Expert consensus underscores the importance of external validation across multicenter, prospective cohorts with variable baseline risks to confirm transportability. Until such data emerge, clinicians should view the COPD-R9CHA2DS2-VA as a hypothesis-generating adjunct rather than a replacement of established risk instruments like STS-PROM or EuroSCORE II.
Conclusion
This study introduces the COPD-R9CHA2DS2-VA score, an innovative risk model systematically incorporating COPD and nuanced renal function grading to predict one-year all-cause mortality and MACE following TAVI. It demonstrated excellent internal discrimination for mortality and independent prognostic relevance. Nonetheless, external validation in diverse patient populations is urgently needed before clinical implementation. For now, the score aids conceptual understanding of comorbidity impacts but should complement, not supplant, existing clinically validated prognostic tools.

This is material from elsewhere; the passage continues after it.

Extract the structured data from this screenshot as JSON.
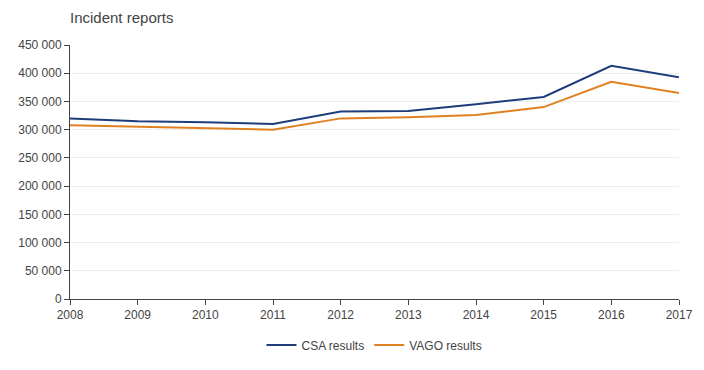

Future research should focus on validation, recalibration, and integration of the COPD-R9CHA2DS2-VA score within decision-making workflows, exploring mechanistic pathways linking COPD and renal dysfunction with adverse outcomes after TAVI, and assessing impact on therapeutic personalization to improve patient outcomes.
Reference
Boyaci F, Sahin MK, Akcay M, Yanik A, Yenercag M, Seker OO, Ucar M, Kokcu HI, Ozturk B, Kaya E, Caglioglu H, Yilmaz M, 5%ntuerk EF, Civici H. The COPD-augmented R9CHA2DS2-VA score: development and internal assessment for predicting one-year outcomes after transcatheter aortic valve implantation. BMC Cardiovasc Disord. 2026 Jun 27. doi: 10.1186/s12872-026-06158-0. Epub ahead of print. PMID: 42374241.